Reel talent: Ex-Lawrenceburg QB Reid Strobl to pursue bass fishing at Texas university

'Extremely mental sport' holds allure for senior
Reel talent: Ex-Lawrenceburg QB Reid Strobl to pursue bass fishing at Texas university
Posted at 7:00 AM, Jun 05, 2017
and last updated 2017-06-05 07:00:32-04

LAWRENCEBURG, Ind. -- Senior quarterback Reid Strobl led Lawrenceburg High to the Indiana Class 3A football championship game in November. He generated interest from several small collegiate programs in Michigan, Indiana and Kentucky along the way.

He thought about playing football after high school. Then he chose his true passion.

Just last week the 18-year-old West Harrison, Indiana, resident inked his commitment to pursue bass fishing at Dallas Baptist University, which boasts the country’s top-ranked club team.

That’s right: bass fishing.

“Just to be able to have this opportunity to fish in college is really a dream come true for me. It’s something I’ve been kind of hoping and wishing for the past two years and now it’s become a reality,” Strobl said.

Bass fishing is a sport on the rise, said Strobl and his Lawrenceburg coach, Steve Neal. While it’s not a sanctioned sport in Indiana high schools, it’s a fast-growing club activity that has fielded enough participants for the Tigers to have a program the last two years.

Reid Stroble committed to Dallas Baptist University recently and will be part of the school's top-ranked bass-fishing club. (Photo provided)

Lawrenceburg’s program already has prepped two standouts for college programs: Hunter Schneider, who graduated last year and competes for Adrian College in Michigan, and Strobl.

“(Bass fishing) is growing in leaps and bounds. Indiana is probably behind where it should be, but it’s really starting to take off now,” Neal said.

Lawrenceburg’s season generally runs from April to September, and most tournaments allow entrants to weigh five fish, typically largemouth bass, smallmouth bass and spotted bass.

The sport is much more involved than casting a line and hoping for the best. Strobl said topography research is necessary to note fish patterns and populations. Neal said concentration is 75 percent of the sport.

“There’s a lot of things mentally that are involved in fishing,” Neal said. “You could be a great athlete and not be worth a hoot at fishing unless you put your mind into it. There’s a lot of homework you have to do in fishing. You’re not going against another athlete or another player. You’re going against the fish, and sometimes they don’t read books.”

It didn’t take long for Strobl to become enamored of bass fishing. He said being out on the water all day “is awesome” but the competitiveness of the sport “really took my heart.”

“I’ve played baseball, basketball and football my entire life competitively and always fished, but never competitively. There’s just something about the preparation it takes. It doesn’t matter your background, how big you are and how strong you are. It’s an extremely mental sport, and I love that about it,” Strobl said.
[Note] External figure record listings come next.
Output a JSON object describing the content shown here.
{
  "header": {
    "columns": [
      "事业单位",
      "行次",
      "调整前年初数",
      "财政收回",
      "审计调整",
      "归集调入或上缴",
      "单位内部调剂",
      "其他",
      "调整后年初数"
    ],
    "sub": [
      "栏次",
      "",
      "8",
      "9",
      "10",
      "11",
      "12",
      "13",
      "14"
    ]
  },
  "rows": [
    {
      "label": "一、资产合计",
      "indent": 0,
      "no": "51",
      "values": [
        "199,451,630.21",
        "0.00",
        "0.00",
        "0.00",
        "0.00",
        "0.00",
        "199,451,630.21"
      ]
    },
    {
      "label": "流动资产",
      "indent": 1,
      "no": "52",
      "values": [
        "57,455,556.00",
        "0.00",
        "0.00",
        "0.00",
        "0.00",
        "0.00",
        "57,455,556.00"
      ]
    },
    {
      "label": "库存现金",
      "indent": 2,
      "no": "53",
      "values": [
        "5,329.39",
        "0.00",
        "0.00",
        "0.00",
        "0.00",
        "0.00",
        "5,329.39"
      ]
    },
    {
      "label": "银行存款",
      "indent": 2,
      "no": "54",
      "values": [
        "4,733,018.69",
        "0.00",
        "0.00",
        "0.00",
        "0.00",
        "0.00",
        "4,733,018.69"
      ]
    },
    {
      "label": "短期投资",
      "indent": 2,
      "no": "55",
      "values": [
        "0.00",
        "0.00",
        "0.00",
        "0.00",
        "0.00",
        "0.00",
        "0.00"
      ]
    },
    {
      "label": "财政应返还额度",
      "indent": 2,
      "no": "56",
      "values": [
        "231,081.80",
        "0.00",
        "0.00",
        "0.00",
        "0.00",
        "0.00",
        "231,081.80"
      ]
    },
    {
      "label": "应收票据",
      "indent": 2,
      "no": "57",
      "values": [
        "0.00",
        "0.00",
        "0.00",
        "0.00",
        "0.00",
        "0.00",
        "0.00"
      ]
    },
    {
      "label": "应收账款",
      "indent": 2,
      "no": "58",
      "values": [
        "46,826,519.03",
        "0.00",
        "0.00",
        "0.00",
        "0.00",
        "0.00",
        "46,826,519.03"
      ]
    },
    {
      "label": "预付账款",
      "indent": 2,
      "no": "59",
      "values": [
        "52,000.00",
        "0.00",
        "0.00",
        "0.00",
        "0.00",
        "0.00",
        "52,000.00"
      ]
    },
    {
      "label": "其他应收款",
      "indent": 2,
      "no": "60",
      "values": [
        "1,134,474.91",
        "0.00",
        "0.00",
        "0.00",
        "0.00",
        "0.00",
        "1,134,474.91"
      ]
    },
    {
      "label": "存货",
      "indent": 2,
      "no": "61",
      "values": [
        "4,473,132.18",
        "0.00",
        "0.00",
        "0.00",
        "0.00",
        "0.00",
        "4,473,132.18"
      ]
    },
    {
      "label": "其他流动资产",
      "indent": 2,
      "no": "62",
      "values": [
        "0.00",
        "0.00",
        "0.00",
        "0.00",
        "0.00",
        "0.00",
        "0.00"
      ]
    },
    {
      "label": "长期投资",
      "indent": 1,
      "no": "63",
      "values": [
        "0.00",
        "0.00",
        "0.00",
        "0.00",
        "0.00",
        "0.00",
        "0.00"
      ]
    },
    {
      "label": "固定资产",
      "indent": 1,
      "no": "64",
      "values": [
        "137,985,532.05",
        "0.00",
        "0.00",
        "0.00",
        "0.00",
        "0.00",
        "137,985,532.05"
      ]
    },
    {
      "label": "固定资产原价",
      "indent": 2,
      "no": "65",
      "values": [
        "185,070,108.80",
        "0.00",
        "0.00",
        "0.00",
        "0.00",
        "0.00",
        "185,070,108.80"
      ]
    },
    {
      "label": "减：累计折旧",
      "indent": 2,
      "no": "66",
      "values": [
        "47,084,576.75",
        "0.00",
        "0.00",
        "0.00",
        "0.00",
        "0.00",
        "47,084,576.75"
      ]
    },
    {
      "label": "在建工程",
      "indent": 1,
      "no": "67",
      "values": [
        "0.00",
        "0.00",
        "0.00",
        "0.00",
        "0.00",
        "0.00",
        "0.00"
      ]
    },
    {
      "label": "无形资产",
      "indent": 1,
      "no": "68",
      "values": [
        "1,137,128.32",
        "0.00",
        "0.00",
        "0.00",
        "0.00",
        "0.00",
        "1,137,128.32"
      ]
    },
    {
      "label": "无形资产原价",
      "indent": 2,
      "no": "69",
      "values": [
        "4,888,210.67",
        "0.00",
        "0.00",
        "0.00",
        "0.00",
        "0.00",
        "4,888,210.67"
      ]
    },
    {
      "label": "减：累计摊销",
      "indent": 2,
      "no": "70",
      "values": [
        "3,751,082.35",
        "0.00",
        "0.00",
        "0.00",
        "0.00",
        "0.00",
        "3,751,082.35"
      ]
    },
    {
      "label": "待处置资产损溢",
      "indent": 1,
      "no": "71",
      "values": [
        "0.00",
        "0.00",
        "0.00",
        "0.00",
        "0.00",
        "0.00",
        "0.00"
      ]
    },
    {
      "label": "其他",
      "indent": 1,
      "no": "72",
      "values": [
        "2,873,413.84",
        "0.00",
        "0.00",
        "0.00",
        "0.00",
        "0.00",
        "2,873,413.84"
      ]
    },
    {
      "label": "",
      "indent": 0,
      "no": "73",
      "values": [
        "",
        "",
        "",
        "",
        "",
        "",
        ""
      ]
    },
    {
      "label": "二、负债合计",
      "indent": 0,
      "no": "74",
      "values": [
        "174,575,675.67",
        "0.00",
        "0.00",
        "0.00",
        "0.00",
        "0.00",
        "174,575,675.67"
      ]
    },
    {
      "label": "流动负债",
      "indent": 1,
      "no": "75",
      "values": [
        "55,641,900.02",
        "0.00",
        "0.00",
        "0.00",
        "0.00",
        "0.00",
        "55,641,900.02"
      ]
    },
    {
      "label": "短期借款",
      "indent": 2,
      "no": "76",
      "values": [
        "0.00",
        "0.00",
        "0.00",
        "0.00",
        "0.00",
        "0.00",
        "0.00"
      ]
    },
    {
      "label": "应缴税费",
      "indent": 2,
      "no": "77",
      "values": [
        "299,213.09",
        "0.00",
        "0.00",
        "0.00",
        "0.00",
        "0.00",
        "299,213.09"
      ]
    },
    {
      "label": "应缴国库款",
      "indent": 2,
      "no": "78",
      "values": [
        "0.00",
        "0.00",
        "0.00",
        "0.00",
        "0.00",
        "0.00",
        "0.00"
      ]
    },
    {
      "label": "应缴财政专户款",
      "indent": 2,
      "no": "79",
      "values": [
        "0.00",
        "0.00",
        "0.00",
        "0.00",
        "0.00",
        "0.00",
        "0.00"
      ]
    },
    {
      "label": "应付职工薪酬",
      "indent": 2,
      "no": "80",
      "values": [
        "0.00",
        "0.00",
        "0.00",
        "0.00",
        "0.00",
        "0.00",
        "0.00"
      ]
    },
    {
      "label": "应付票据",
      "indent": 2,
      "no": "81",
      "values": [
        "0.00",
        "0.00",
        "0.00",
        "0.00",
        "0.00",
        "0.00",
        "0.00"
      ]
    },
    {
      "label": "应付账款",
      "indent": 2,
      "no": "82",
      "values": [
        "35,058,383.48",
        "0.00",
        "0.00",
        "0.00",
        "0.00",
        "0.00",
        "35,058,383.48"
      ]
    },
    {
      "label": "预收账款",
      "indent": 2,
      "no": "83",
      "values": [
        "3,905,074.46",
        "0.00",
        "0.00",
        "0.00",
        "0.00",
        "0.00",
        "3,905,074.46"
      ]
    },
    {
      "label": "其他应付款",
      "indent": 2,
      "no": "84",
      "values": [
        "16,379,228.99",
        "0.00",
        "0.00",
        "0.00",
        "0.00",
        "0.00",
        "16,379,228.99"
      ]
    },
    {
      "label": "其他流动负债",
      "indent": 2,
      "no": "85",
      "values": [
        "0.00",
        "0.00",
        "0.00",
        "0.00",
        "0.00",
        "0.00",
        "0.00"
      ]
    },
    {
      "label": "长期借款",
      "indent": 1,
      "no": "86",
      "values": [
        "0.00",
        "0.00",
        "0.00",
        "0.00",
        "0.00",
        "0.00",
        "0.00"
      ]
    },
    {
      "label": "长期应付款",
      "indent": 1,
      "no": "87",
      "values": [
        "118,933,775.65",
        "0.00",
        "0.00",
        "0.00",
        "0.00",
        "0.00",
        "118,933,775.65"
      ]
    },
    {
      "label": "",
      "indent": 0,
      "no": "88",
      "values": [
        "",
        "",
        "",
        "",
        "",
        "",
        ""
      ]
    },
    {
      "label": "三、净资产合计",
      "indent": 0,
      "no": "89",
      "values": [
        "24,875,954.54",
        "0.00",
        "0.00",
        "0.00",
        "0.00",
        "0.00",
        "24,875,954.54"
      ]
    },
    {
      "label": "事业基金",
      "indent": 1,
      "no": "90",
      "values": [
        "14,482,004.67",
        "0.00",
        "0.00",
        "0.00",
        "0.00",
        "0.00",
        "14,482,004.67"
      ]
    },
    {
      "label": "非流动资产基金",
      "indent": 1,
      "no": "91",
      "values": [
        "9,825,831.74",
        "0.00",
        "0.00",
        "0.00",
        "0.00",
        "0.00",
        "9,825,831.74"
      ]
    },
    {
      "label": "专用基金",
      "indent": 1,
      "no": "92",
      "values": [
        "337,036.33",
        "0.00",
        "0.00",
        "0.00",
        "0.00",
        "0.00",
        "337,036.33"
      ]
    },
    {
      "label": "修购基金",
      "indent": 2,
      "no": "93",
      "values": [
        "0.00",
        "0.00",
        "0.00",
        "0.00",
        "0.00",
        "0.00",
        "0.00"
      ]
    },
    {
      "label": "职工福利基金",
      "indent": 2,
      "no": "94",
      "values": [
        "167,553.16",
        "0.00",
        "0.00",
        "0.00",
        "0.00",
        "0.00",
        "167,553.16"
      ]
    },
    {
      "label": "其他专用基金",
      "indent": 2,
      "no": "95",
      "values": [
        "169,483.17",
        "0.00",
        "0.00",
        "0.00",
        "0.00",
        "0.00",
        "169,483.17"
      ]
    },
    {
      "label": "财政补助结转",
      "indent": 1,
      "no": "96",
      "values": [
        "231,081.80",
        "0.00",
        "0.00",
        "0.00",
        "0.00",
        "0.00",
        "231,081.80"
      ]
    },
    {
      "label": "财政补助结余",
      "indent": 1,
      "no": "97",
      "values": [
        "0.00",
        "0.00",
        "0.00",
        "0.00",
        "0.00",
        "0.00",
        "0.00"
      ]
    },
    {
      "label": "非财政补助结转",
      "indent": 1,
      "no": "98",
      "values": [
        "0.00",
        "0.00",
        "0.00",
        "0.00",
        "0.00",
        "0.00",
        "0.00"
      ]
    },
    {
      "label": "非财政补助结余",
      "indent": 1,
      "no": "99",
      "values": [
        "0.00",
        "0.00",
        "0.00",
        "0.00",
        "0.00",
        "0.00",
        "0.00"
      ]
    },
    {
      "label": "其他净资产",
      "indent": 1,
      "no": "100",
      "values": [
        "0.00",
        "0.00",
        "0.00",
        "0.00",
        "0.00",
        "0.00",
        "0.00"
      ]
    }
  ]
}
Strobl, a Lawrenceburg team captain, qualified for the semifinals of the FLW High School Fishing World Finals and the Indiana state finals.

While he’s eager to start studying marketing at Dallas Baptist, Strobl is most pumped about the prospects of expanding his fishing career. He’ll compete in Texas, Arkansas, Oklahoma and other destinations against some of the nation’s top collegiate anglers.

Strobl said DBU does not award full scholarships because bass fishing is a club sport, but expenses such as entry fees, gas for his vehicle and boat, and travel accommodations are covered.

Strobl was recruited for bass fishing by McKendree University in Illinois, Georgetown College in Kentucky and Adrian College, in addition to Dallas Baptist. Some of those schools also wanted Strobl for football.

But fishing -- well, he was hooked.

“I think it was the right decision. There were a lot of things that led me to see more of a future in bass fishing for me,” Strobl said. “I obviously love the sport of football and it’s going to kill me to let it go. I just needed to go this route.”